BEIRUT (Reuters) - Hezbollah forces resumed rocket and artillery attacks against Israel on Friday (Aug 2), ending the lull along the border following Israel's killing of the Lebanese group's military commander in Beirut.
Hezbollah said it had fired a surface-to-air missile at an Israeli warplane flying in Lebanese airspace overnight and forced it to turn back. Its forces also carried out two artillery attacks and two rocket strikes at military positions in northern Israel, it said.
The Israeli military said in a statement it had successfully intercepted an aerial target coming from Lebanon into the Israeli-occupied Golan Heights.
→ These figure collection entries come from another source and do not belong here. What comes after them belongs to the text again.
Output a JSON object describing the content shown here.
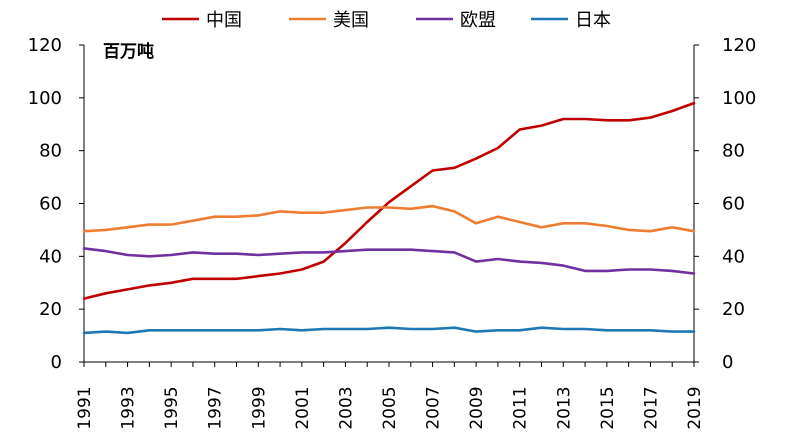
{
  "chart_data": {
    "type": "line",
    "unit_label": "百万吨",
    "x": [
      1991,
      1992,
      1993,
      1994,
      1995,
      1996,
      1997,
      1998,
      1999,
      2000,
      2001,
      2002,
      2003,
      2004,
      2005,
      2006,
      2007,
      2008,
      2009,
      2010,
      2011,
      2012,
      2013,
      2014,
      2015,
      2016,
      2017,
      2018,
      2019
    ],
    "x_tick_labels": [
      "1991",
      "1993",
      "1995",
      "1997",
      "1999",
      "2001",
      "2003",
      "2005",
      "2007",
      "2009",
      "2011",
      "2013",
      "2015",
      "2017",
      "2019"
    ],
    "ylim": [
      0,
      120
    ],
    "y_ticks": [
      0,
      20,
      40,
      60,
      80,
      100,
      120
    ],
    "y_tick_labels": [
      "0",
      "20",
      "40",
      "60",
      "80",
      "100",
      "120"
    ],
    "y2_ticks": [
      0,
      20,
      40,
      60,
      80,
      100,
      120
    ],
    "y2_tick_labels": [
      "0",
      "20",
      "40",
      "60",
      "80",
      "100",
      "120"
    ],
    "legend_position": "top",
    "grid": false,
    "series": [
      {
        "name": "中国",
        "color": "#c00000",
        "values": [
          24,
          26,
          27.5,
          29,
          30,
          31.5,
          31.5,
          31.5,
          32.5,
          33.5,
          35,
          38,
          45,
          53,
          60.5,
          66.5,
          72.5,
          73.5,
          77,
          81,
          88,
          89.5,
          92,
          92,
          91.5,
          91.5,
          92.5,
          95,
          98
        ]
      },
      {
        "name": "美国",
        "color": "#ed7d31",
        "values": [
          49.5,
          50,
          51,
          52,
          52,
          53.5,
          55,
          55,
          55.5,
          57,
          56.5,
          56.5,
          57.5,
          58.5,
          58.5,
          58,
          59,
          57,
          52.5,
          55,
          53,
          51,
          52.5,
          52.5,
          51.5,
          50,
          49.5,
          51,
          49.5
        ]
      },
      {
        "name": "欧盟",
        "color": "#7030a0",
        "values": [
          43,
          42,
          40.5,
          40,
          40.5,
          41.5,
          41,
          41,
          40.5,
          41,
          41.5,
          41.5,
          42,
          42.5,
          42.5,
          42.5,
          42,
          41.5,
          38,
          39,
          38,
          37.5,
          36.5,
          34.5,
          34.5,
          35,
          35,
          34.5,
          33.5
        ]
      },
      {
        "name": "日本",
        "color": "#1f77b4",
        "values": [
          11,
          11.5,
          11,
          12,
          12,
          12,
          12,
          12,
          12,
          12.5,
          12,
          12.5,
          12.5,
          12.5,
          13,
          12.5,
          12.5,
          13,
          11.5,
          12,
          12,
          13,
          12.5,
          12.5,
          12,
          12,
          12,
          11.5,
          11.5
        ]
      }
    ]
  }
}
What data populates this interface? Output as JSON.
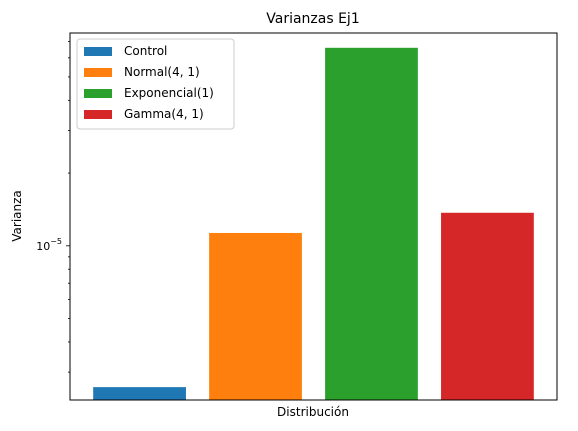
{
  "chart_data": {
    "type": "bar",
    "title": "Varianzas Ej1",
    "xlabel": "Distribución",
    "ylabel": "Varianza",
    "yscale": "log",
    "ylim": [
      2.3e-06,
      7.6e-05
    ],
    "major_ticks": [
      {
        "value": 1e-05,
        "base": "10",
        "exponent": "−5"
      }
    ],
    "minor_ticks": [
      3e-06,
      4e-06,
      5e-06,
      6e-06,
      7e-06,
      8e-06,
      9e-06,
      2e-05,
      3e-05,
      4e-05,
      5e-05,
      6e-05,
      7e-05
    ],
    "xticks": [],
    "legend": {
      "location": "upper-left"
    },
    "grid": false,
    "series": [
      {
        "name": "Control",
        "value": 2.6e-06,
        "color": "#1f77b4"
      },
      {
        "name": "Normal(4, 1)",
        "value": 1.13e-05,
        "color": "#ff7f0e"
      },
      {
        "name": "Exponencial(1)",
        "value": 6.6e-05,
        "color": "#2ca02c"
      },
      {
        "name": "Gamma(4, 1)",
        "value": 1.37e-05,
        "color": "#d62728"
      }
    ]
  }
}
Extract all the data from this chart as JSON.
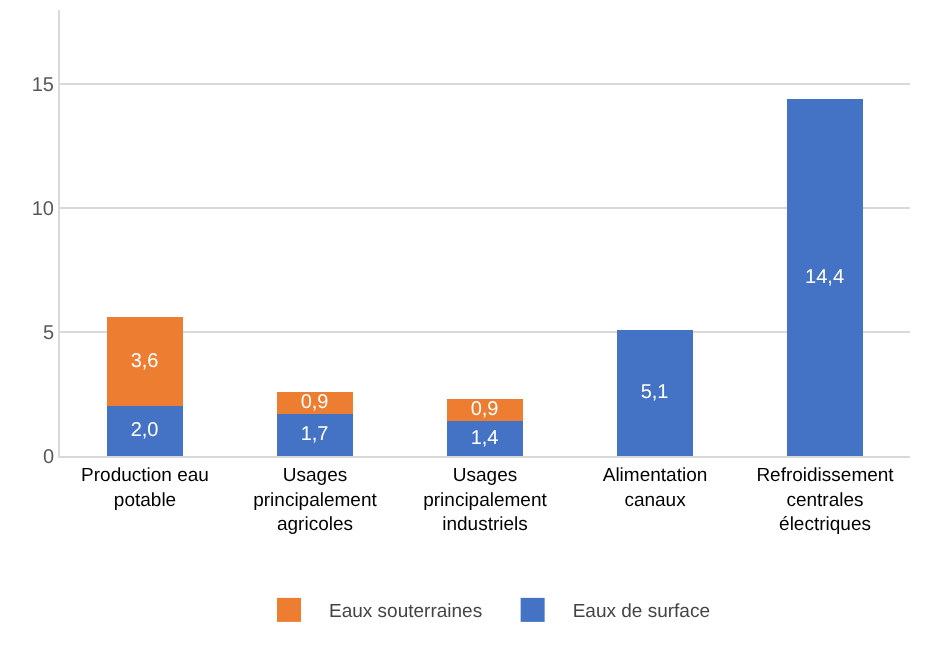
{
  "chart_data": {
    "type": "bar",
    "stacked": true,
    "categories": [
      "Production eau potable",
      "Usages principalement agricoles",
      "Usages principalement industriels",
      "Alimentation canaux",
      "Refroidissement centrales électriques"
    ],
    "series": [
      {
        "name": "Eaux de surface",
        "color": "#4472c4",
        "values": [
          2.0,
          1.7,
          1.4,
          5.1,
          14.4
        ],
        "value_labels": [
          "2,0",
          "1,7",
          "1,4",
          "5,1",
          "14,4"
        ]
      },
      {
        "name": "Eaux souterraines",
        "color": "#ed7d31",
        "values": [
          3.6,
          0.9,
          0.9,
          null,
          null
        ],
        "value_labels": [
          "3,6",
          "0,9",
          "0,9",
          null,
          null
        ]
      }
    ],
    "ylim": [
      0,
      18
    ],
    "yticks": [
      0,
      5,
      10,
      15
    ],
    "grid": "y",
    "legend": "bottom"
  }
}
Israeli airstrikes and artillery fire hit several villages in southern Lebanon on Friday, according to Lebanese state media, a day after an Israeli strike killed at least five Syrian migrant workers in southern Lebanon, according to medics.
The Israeli military also said it had hit two Hezbollah fighters in southern Lebanon.
Hezbollah leader Sayyed Hassan Nasrallah said in an address on Thursday that he had ordered calm along the border following the Israeli airstrike in Beirut on Tuesday that killed military commander Fuad Shukr out of respect for the victims and to consider what the next steps should be.
The strike on the Hezbollah stronghold of Dahiyeh in Beirut's southern suburbs also killed an Iranian military adviser and five civilians.
Nasrallah said Hezbollah would retaliate but it would need to study what their response would be, and would otherwise resume its usual military operations against Israel.
Hezbollah and the Israeli military have been trading fire for nearly 10 months in parallel with the Gaza war, with exchanges mostly limited to the border area.
But strikes since last week have threatened to tip the conflict into a full-scale regional war.
Israel and the United States have accused Hezbollah of killing 12 youths in a July 27 rocket attack on the Israeli-occupied Golan Heights, a claim Hezbollah has denied.
The United Nations peacekeeping force in Lebanon, known as UNIFIL, told Reuters on Friday it had not investigated the incident as the Israeli-occupied Golan is outside its mandated area of operations.